[Taxacom] a question of Latin ...
stephen_thorpe at yahoo.co.nz
Thu Aug 2 03:19:33 CDT 2012
Actually Michael, your argument falls apart a little at the seams, it seems! Fred Smith didn't name Prolasius advenus, see:
he named Formica advena, which later got placed in Prolasius. Most of the subsequent literature refers to Prolasius advena, but some recent papers refer to Prolasius advenus ...
From: Michael Heads <m.j.heads at gmail.com>
To: Stephen Thorpe <stephen_thorpe at yahoo.co.nz>
Cc: Taxacom at mailman.nhm.ku.edu
Sent: Thursday, 2 August 2012 4:41 PM
Subject: Re: [Taxacom] a question of Latin ...
It wasn't just because of that - as I mentioned, Lewis and Short's dictionary (the standard reference for later Latin) cite the adjectival usage.
For interest, in modern times, one of the giants of botany, Baillon, wrote a great deal of Latin and made the combination Pterocarpus advenus. The famous Yale professor Othniel Marsh described the well-known fossil bird Baptornis advenus and the perissodactyl Amynodon advenus.
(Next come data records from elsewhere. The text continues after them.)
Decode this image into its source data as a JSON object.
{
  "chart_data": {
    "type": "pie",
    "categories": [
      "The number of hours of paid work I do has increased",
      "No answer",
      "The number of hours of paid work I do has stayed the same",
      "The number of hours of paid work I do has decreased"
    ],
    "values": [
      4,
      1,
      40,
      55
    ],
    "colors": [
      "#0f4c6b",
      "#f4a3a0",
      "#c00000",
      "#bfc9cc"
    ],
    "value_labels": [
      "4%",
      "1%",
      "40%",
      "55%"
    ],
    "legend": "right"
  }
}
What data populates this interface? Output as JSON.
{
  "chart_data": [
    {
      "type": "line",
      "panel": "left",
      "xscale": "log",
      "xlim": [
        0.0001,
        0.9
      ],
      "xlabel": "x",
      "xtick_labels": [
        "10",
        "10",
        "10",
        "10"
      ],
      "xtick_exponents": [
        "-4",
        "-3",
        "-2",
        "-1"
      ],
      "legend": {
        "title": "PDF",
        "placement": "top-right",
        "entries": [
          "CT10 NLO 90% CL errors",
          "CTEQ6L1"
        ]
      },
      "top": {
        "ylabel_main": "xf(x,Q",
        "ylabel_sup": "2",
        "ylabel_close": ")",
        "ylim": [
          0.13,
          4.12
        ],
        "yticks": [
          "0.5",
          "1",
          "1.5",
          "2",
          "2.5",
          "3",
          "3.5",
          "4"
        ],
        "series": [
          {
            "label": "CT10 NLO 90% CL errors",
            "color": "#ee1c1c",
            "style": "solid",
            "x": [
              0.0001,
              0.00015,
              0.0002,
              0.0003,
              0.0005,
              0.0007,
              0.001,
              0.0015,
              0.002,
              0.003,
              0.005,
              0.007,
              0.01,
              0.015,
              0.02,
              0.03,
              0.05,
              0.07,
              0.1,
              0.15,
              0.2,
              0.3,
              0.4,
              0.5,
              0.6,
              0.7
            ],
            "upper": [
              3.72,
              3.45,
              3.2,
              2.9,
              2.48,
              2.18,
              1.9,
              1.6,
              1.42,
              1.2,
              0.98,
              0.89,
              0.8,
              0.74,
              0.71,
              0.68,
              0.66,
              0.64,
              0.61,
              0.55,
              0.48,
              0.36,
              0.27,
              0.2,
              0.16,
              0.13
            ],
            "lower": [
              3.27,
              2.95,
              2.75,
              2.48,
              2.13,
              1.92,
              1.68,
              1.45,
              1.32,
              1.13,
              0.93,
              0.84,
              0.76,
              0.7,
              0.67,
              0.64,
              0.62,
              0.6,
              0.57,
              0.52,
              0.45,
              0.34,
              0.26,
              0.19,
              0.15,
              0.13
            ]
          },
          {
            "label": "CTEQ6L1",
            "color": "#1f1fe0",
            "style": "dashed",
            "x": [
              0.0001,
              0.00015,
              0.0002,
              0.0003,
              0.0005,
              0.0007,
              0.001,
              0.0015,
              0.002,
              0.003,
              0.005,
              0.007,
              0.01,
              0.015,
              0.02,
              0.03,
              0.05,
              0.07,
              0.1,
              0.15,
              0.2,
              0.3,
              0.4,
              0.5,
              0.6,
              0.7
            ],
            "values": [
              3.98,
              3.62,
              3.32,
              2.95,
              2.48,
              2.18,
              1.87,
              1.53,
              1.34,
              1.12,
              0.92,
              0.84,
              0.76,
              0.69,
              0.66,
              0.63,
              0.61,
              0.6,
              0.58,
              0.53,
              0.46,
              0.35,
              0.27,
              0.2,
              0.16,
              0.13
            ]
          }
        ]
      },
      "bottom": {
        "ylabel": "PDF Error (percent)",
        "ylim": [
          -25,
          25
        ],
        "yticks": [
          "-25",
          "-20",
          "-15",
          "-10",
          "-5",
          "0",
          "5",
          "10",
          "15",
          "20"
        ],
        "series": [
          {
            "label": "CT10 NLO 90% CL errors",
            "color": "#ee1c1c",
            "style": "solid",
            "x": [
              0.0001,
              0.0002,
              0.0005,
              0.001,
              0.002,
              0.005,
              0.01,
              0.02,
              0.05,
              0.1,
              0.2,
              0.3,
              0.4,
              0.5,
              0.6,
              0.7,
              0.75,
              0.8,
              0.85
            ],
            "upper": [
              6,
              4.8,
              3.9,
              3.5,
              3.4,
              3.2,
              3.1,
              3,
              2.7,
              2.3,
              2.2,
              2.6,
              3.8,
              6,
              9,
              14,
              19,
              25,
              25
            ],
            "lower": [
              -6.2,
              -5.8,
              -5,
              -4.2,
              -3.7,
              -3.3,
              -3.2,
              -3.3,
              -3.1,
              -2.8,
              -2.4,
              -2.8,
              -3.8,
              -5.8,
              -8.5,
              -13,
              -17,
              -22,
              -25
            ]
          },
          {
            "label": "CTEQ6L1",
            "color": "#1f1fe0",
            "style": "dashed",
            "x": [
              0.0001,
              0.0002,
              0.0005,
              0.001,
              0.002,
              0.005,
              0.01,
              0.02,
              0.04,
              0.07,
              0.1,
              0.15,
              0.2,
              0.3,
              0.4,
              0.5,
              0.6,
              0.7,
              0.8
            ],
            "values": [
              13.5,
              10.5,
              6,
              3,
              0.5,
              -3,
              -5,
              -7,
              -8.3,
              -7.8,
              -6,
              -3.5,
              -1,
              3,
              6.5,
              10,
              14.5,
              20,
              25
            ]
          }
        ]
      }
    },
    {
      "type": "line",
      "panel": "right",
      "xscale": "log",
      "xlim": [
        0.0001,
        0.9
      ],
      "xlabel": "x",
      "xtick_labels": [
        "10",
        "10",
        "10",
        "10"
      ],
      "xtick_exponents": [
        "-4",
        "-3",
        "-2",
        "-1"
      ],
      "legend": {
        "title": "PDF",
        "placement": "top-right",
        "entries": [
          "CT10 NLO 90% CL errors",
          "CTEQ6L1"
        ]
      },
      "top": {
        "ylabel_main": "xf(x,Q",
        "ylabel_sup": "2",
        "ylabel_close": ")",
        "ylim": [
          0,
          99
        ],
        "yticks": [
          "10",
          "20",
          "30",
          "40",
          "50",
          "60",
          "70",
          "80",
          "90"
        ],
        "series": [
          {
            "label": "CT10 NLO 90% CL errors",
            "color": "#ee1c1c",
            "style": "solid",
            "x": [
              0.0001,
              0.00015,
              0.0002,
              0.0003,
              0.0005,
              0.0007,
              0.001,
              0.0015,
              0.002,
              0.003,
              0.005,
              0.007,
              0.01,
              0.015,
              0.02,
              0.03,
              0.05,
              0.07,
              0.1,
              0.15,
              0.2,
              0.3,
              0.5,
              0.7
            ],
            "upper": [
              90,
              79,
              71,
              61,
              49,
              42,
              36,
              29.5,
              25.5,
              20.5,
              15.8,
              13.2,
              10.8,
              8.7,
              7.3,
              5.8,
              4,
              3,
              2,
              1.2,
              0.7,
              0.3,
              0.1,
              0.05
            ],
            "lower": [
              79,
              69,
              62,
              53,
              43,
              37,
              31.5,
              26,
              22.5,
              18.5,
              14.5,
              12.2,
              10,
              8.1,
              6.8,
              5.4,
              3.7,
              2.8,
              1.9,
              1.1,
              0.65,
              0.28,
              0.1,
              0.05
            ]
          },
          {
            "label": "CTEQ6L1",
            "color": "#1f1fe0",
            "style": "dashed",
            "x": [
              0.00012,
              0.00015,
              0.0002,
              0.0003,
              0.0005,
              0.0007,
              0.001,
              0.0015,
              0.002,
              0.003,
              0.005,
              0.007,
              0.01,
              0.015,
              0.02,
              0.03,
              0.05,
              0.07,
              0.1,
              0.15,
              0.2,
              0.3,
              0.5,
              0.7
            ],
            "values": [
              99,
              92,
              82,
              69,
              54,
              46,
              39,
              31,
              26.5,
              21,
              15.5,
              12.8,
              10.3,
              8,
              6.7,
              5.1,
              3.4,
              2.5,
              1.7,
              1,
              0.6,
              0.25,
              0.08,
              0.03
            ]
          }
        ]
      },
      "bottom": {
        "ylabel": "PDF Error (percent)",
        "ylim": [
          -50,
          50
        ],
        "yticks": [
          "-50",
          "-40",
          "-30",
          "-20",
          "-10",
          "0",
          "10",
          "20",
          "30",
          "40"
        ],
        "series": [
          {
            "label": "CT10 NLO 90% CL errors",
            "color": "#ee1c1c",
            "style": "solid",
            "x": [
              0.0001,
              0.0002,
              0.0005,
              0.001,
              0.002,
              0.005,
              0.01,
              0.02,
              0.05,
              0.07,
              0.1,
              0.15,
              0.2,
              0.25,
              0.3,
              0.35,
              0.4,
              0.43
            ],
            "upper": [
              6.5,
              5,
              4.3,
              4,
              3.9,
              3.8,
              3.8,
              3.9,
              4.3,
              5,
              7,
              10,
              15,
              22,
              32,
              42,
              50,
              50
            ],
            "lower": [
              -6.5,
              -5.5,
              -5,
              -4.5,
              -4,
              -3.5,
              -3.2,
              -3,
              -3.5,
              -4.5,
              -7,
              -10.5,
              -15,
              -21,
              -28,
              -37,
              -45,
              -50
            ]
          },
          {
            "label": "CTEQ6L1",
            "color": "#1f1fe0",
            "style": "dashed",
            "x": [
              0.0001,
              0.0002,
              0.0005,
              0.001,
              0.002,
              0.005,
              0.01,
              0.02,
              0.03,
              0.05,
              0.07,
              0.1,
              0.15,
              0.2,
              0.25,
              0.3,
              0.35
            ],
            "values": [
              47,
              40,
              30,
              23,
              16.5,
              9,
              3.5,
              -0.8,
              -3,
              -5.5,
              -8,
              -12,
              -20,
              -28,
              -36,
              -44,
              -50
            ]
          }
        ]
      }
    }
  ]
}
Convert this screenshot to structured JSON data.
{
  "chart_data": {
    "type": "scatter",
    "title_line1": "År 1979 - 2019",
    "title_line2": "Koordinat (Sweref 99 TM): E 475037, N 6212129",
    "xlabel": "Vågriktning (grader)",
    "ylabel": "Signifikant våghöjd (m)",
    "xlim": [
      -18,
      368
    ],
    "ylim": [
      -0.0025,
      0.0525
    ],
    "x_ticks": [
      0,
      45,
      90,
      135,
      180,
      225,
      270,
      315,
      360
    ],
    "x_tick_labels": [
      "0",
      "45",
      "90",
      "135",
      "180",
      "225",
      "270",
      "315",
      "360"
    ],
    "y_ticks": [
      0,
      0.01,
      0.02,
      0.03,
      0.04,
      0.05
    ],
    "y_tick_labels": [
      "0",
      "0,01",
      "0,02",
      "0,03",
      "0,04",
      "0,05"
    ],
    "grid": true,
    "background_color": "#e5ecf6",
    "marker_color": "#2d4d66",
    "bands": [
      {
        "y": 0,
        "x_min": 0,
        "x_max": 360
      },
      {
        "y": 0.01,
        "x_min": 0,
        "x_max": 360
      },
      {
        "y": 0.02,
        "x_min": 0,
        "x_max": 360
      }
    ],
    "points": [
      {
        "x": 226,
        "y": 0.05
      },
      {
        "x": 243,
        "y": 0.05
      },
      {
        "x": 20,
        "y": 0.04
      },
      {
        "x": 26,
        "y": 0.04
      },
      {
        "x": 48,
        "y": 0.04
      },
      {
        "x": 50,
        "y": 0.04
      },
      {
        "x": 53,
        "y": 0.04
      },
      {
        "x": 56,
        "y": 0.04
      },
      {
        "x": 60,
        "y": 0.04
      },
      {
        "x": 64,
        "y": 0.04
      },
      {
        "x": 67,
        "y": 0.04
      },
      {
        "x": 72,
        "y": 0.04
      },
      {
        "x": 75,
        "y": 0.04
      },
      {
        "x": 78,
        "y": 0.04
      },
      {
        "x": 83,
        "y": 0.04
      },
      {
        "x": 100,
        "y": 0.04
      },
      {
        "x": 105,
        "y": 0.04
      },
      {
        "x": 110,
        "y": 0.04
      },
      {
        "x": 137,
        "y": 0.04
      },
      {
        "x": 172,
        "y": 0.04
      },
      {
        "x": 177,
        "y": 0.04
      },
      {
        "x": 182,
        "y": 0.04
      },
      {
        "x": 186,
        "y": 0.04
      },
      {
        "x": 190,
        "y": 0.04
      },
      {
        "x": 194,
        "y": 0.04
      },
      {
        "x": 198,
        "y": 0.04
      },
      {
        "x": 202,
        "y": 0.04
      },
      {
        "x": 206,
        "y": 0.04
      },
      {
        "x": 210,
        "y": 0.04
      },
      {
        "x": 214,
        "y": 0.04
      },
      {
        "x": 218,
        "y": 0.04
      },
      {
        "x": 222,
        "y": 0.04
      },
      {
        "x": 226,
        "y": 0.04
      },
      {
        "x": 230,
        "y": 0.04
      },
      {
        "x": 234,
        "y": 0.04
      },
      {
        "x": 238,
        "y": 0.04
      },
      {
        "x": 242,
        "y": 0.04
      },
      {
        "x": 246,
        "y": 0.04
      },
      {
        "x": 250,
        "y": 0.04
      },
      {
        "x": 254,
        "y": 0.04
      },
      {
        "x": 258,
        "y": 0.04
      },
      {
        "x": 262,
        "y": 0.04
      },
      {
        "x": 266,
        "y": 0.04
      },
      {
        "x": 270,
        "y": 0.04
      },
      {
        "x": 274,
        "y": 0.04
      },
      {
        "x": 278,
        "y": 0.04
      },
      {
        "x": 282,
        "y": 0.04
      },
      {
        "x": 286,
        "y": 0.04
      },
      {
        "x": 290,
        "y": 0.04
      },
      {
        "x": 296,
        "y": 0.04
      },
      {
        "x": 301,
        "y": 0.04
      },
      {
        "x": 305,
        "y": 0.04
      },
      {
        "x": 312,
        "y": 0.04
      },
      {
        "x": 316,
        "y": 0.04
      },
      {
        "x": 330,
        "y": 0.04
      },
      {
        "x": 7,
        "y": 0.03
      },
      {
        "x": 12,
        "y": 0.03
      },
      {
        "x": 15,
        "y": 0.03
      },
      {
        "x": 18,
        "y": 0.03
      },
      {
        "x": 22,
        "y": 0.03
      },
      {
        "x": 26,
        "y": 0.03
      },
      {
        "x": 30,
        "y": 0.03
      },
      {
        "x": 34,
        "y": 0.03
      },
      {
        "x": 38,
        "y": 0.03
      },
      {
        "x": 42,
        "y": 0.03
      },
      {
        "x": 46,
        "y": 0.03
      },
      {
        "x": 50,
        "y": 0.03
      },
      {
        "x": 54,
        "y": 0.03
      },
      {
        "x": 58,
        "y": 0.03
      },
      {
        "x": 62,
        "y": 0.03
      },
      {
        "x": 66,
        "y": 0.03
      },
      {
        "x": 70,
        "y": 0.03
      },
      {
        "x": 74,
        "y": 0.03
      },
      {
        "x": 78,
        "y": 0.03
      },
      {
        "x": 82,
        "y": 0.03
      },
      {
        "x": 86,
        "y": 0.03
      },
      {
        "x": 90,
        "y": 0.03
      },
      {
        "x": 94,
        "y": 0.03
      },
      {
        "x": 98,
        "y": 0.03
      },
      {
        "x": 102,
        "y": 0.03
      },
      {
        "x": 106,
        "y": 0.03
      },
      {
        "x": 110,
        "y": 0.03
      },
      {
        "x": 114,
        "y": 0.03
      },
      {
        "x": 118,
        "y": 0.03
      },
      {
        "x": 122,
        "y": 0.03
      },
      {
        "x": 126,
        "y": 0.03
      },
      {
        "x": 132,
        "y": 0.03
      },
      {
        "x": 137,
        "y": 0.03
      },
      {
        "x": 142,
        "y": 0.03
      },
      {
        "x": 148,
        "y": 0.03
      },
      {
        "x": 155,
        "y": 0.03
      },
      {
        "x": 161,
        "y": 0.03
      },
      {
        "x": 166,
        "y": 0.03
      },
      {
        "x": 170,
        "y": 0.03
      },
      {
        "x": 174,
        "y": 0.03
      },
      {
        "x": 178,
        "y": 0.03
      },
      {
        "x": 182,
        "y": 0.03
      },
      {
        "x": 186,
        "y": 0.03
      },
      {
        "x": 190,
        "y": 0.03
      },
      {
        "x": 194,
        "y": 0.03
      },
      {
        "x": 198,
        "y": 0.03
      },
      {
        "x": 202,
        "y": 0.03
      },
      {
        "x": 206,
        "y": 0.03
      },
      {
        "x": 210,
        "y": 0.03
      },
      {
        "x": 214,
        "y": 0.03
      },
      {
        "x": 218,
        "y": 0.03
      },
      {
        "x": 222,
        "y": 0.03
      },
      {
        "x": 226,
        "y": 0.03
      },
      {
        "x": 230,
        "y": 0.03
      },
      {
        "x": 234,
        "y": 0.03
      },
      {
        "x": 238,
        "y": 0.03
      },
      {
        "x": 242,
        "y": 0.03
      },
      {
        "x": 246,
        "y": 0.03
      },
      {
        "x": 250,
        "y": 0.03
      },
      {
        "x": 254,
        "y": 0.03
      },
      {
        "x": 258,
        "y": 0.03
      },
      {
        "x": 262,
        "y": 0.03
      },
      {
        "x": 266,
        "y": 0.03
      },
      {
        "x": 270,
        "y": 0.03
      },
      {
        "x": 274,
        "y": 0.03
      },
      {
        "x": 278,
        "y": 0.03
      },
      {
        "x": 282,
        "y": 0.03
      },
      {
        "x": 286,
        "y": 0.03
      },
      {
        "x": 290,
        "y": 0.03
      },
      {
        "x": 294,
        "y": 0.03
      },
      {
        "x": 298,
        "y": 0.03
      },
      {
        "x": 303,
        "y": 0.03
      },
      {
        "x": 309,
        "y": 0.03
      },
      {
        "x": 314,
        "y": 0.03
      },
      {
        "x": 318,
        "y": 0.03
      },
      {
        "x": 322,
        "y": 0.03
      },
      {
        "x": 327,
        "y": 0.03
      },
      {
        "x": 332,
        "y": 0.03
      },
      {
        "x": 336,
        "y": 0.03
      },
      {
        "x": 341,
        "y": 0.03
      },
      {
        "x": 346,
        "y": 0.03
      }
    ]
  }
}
Frederick Smith (British Museum, President of the Royal Entomological Society, Darwin correspondent etc.) named Prolasius advenus and Cabro advenus. (He was the first entomologist to publish descriptions of more than a hundred ant species that still hold validity). Amos Eaton (who taught James Dwight Dana, Asa Gray, John Torrey etc.) named the fly Telmatoscopus advenus. Vernon Kellogg, professor of entomology at Stanford for 26 years (he taught the scientist president Herbert Hoover) named the louse Rallicola adventus. Baron Karl-Robert von Osten-Sacken was the Russian consul general in New York in the American civil war, and is also known as an entomologist (he introduced
the trem chaetotaxy); he named the tephritid Torymus advenus. Alcide d'Orbigny, the well-known student of Cuvier, named the foram Cibicides advenus.
On Thu, Aug 2, 2012 at 3:27 PM, Stephen Thorpe <stephen_thorpe at yahoo.co.nz> wrote:
well, just because you can find binomials which use advenus doesn't mean that they are correct - it could be a common mistake ...
>Brown (1956) Composition of Scientific Words makes no reference to any adjectival advenus ...
>From: Michael Heads <m.j.heads at gmail.com>
>To: Curtis Clark <lists at curtisclark.org>
>Cc: Taxacom at mailman.nhm.ku.edu
>Sent: Thursday, 2 August 2012 2:46 PM
>Subject: Re: [Taxacom] a question of Latin ...
>Hi Stephen and Curtis,
>It seems to be a bit more complicated than that. In classical Latin
>'advena' was used mainly (only?) as a noun in apposition. It's also used
>this way in many binomials (e.g. the beetle Ahasverus advena).
>But in a great many binomials it has been used as an adjective - a quick
>Google search revealed genera with masculine names in plants, Coleoptera,
>Diptera, Hymenoptera, Homoptera, Phthiraptera, fishes, birds and mammals
>that include species named 'advenus'. Lewis and Short (still the standard
>reference for later Latin) lists 'advena' as both a noun and an adjective.
>So, no need to change all the names with advenus.
>On Thu, Aug 2, 2012 at 12:27 PM, Curtis Clark <lists at curtisclark.org> wrote:
>> On 8/1/2012 4:56 PM, Stephen Thorpe wrote:
>> > Does anyone know if the specific epithet advena is unchangeable when the
>> gender of the genus changes? In other words, is there such an epithet as
>> It's a noun in apposition, so it would always be advena. The
>> corresponding adjective seems to be adventicius.